Moving Forward Series
Meena Dhanjal Outlaw
It’s 8am on the morning of Christmas Eve when I practically shove David out the door to pick up my daughter and bring her home so she can spend the night with us. Our youngest son accompanies him.
The quietness allows me to focus on getting as many gifts wrapped as possible.
In this moment I cannot help, but reflect how Christmas has always been the one holiday I deem as truly special.
Probably because as a young girl I saw my Hindu mother put up a Christmas tree every year.
In addition, she would bake a turkey she was gifted from the company she worked at as her second job every evening and all weekends.
It was a miracle to see this one time of the year be the forefront of enjoyment for my Indian born and raised grandparents.
It was also ‘The’ family Christmas with my aunts, uncles and cousins also joining us.
After my spinal cord injury I made sure this same sentiment was passed to my children in our own home.
Christmas is my way of making sure that our values have always remained the same even though I am different.
All I ever wanted to do for the past eighteen years was to make sure they knew no matter what form of a mom I am, I am their biggest fan.
My son grew up not knowing me before my accident seeing that he was three weeks old at the time.
My daughter had three years of me before I became disabled.
She also witnessed me fall to never walk again.
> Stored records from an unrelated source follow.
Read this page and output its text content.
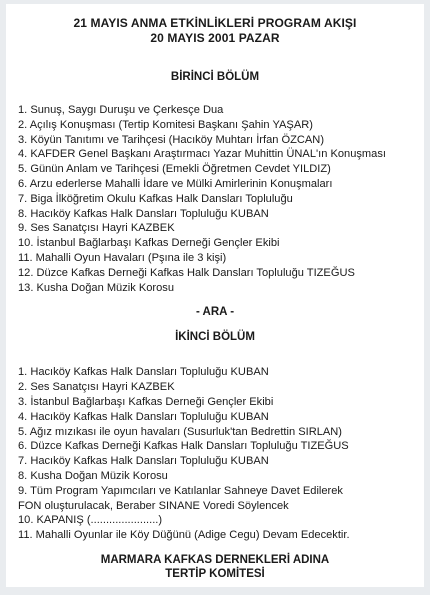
21 MAYIS ANMA ETKİNLİKLERİ PROGRAM AKIŞI
20 MAYIS 2001 PAZAR
BİRİNCİ BÖLÜM
1. Sunuş, Saygı Duruşu ve Çerkesçe Dua
2. Açılış Konuşması (Tertip Komitesi Başkanı Şahin YAŞAR)
3. Köyün Tanıtımı ve Tarihçesi (Hacıköy Muhtarı İrfan ÖZCAN)
4. KAFDER Genel Başkanı Araştırmacı Yazar Muhittin ÜNAL'ın Konuşması
5. Günün Anlam ve Tarihçesi (Emekli Öğretmen Cevdet YILDIZ)
6. Arzu ederlerse Mahalli İdare ve Mülki Amirlerinin Konuşmaları
7. Biga İlköğretim Okulu Kafkas Halk Dansları Topluluğu
8. Hacıköy Kafkas Halk Dansları Topluluğu KUBAN
9. Ses Sanatçısı Hayri KAZBEK
10. İstanbul Bağlarbaşı Kafkas Derneği Gençler Ekibi
11. Mahalli Oyun Havaları (Pşına ile 3 kişi)
12. Düzce Kafkas Derneği Kafkas Halk Dansları Topluluğu TIZEĞUS
13. Kusha Doğan Müzik Korosu
- ARA -
İKİNCİ BÖLÜM
1. Hacıköy Kafkas Halk Dansları Topluluğu KUBAN
2. Ses Sanatçısı Hayri KAZBEK
3. İstanbul Bağlarbaşı Kafkas Derneği Gençler Ekibi
4. Hacıköy Kafkas Halk Dansları Topluluğu KUBAN
5. Ağız mızıkası ile oyun havaları (Susurluk'tan Bedrettin SIRLAN)
6. Düzce Kafkas Derneği Kafkas Halk Dansları Topluluğu TIZEĞUS
7. Hacıköy Kafkas Halk Dansları Topluluğu KUBAN
8. Kusha Doğan Müzik Korosu
9. Tüm Program Yapımcıları ve Katılanlar Sahneye Davet Edilerek
FON oluşturulacak, Beraber SINANE Voredi Söylencek
10. KAPANIŞ (......................)
11. Mahalli Oyunlar ile Köy Düğünü (Adige Cegu) Devam Edecektir.
MARMARA KAFKAS DERNEKLERİ ADINA
TERTİP KOMİTESİ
Shortly after her Dad left and she forever blamed herself for my accident and the divorce.
It’s been six years watching her struggle to find peace. I have had non-stop prayers for her throughout this time. It was in the last six months that her situation became more peril. Her deep dark depression was truly taking her away from me, and nearly from this life.
Many parents have told me that children are resilient. However, her pain, like many children, only became transparent in her teenage years.
My little girl has never been the same again.
In fact, I have a photograph of her a few days before the accident. This light, airy beautiful young girl with dark brown eyes, jet-black hair on light silky olive skin with a huge cheeky smile upon her face, depicting the happiness we shared.
Then, there’s the photograph taken on the day that she came to see me at the hospital for the first time after that day.
The photo showed a beautiful three-year-old girl dressed in blue jeans with a white long sleeved tee with flowers embossed on the front. Slipped over that a dark maroon half coat with a hood and zipper.
It was January in Houston at the time of this picture. Her hair was braided on each side. She was looking right at the camera, but instead of this happy, vigorous child, there was no light in her eyes with her expression solemn.
As I worked hard to recondition my body and my mind, I made sure she also had a trusted psychologist.
Her school was very supportive since they had known me before and after. Therefore, they knew our story well.
I thought that little heart was mended by the time I married David, which was six years later. He certainly brought her the sense of safety and security every little girl depends on.
However, it was two months ago when I had received a phone call from her where she was crying, she had been diagnosed with bipolar disorder. It was my reaction, however, that had surprised her.
“How can you be so happy Mom?”
“Because I knew something was amiss.”
“So, what, you’re happy I’m crazy?”
“No, babe, you’re not crazy. You now have a means now to an end. For all the years I thought I had lost you, I too have hope now that we can begin again.”
It’s been a short time that she has been taking her medication. I can see a young beautiful woman at the age of 21 finally have a glimmer of light in her eyes.
Being a mom on wheels has always brought upon physical challenges. Just to get my children out from the car required me to think proactive.
In fact our mantra was, ‘safety first, then fun follows.’
This was the only way I knew how to be sure that they would not be in danger, because I worried what if I couldn’t get to them?
I had many nights of no sleep and missed many meals just tormented worrying about her.
Now she is safe.
My life has never been the same since my injury and truthfully, my heart is still healing. Thankfully, I can now feel a few more band-aids being ripped off.
It is through my sorrows that I have persevered. My pain is what has driven me to help me, so that I can then help my children.
We must remember that not all children are resilient from a crisis. Most, in my experience of helping others, is that they actually hide their pain to not feel even more of a burden than they already feel.
It’s Christmas Day now and two hours since David dropped her back to her safe house. Two hours in which I am recalling how these two days have been filled with Christmas spirit.
With all three of my children and my husband together after a long time, the atmosphere has changed from dread and worry to harmonious peace.
In two days my oldest son will turn eighteen years old. He’s the eighteen-year symbol of our survival and accomplishments.
Once, he was three weeks old when I feared that I would not be the mother he needed. Now I see I am my children’s perfect mother.
Yes, Christmas is and has always been the holiday in which I have seen the unorthodox come together, and the broken begin to really and truly heal.